The Government wants every school to become a specialist school because they argue that these schools have achieved better results. However, no evidence has been provided to demonstrate it is the specialism, as opposed to the additional funding and ability to select, that drives the success of these schools. The extra money they get, a grant of £100,000 and an extra £126 per pupil for four years, creates a two-tier education system, made up of specialist schools with extra funding and non-specialist schools that cannot benefit from any extra money. Like selection on other grounds, encouraging children to specialise at such a young age is in itself, questionable.
The Government suggests that power should be given to parents, giving the example of the right to ask for new schools to ‘tackle entrenched inequalities’. Yet, perversely, in the same sentence we learn that parents’ rights to demand a new school will also be granted ‘to meet a lack of faith provision’. As religious schools discriminate against everyone not of that faith, isn’t this is at odds with equality of opportunity for all? Though all parents put their own children’s interests at the forefront of their consideration, this necessarily has to be put in the context of the ‘choices’ on offer. In the wake of the 9/11 atrocity in New York and the 7/7 bombings in London it is surely in all our interests that all groups in our society feel included and are given every possible opportunity to integrate. We need to have all our children educated in schools that believe concern for others is not a religious virtue, but a human virtue; and where people of all faiths and none are equally respected
We should also closely examine the Government’s claims about the success of academies. The Education Select Committee reported earlier this year that "the rapid expansion of the Academy policy comes at the expense of rigorous evaluation”. Obviously academies have more money and it would be very surprising if they didn’t have higher improvement rates.

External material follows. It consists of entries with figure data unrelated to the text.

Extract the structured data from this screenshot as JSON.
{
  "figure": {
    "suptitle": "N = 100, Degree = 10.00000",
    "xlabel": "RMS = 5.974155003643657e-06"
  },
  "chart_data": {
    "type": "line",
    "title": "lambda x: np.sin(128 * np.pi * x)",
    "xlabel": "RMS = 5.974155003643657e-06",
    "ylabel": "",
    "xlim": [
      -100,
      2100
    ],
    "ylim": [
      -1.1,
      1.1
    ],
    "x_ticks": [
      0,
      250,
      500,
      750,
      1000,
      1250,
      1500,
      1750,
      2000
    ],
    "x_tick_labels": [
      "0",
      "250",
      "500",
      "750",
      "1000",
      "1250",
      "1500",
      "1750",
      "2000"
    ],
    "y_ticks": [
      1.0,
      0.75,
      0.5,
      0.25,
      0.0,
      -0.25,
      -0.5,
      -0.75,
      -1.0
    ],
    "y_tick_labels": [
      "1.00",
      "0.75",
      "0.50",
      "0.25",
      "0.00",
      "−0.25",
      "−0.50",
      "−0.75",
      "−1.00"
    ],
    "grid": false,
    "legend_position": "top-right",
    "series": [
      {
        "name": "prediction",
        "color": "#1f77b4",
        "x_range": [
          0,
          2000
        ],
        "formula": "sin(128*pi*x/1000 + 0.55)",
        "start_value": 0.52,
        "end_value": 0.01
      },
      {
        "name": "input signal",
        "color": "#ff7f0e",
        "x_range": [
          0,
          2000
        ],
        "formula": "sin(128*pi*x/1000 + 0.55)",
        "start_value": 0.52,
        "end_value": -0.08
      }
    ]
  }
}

The White Paper makes much of the importance of “fair admissions” but the Government has not yet analysed responses to the consultation on the national code on admissions, neither has it proposed any change from the present situation in which schools are only required to “have regard” to it. Furthermore, no action has been taken to deal with the continuation (in many areas) of the 11+. The London Oratory school recently won high court backing for its practice of interviewing pupils in clear breach of the code’s guidance, so the Prime Minister will know that the Adjudicator, which oversees the voluntary code, does not have the teeth to enforce it.
Schools have not asked for these changes and have made it clear that they value the support of LEAs. A large number of Labour MPs are telling the PM they want a comprehensive education policy based on real equality of opportunity, fairness and evidence, not recycled Tory dogma. Isn’t it time he listened?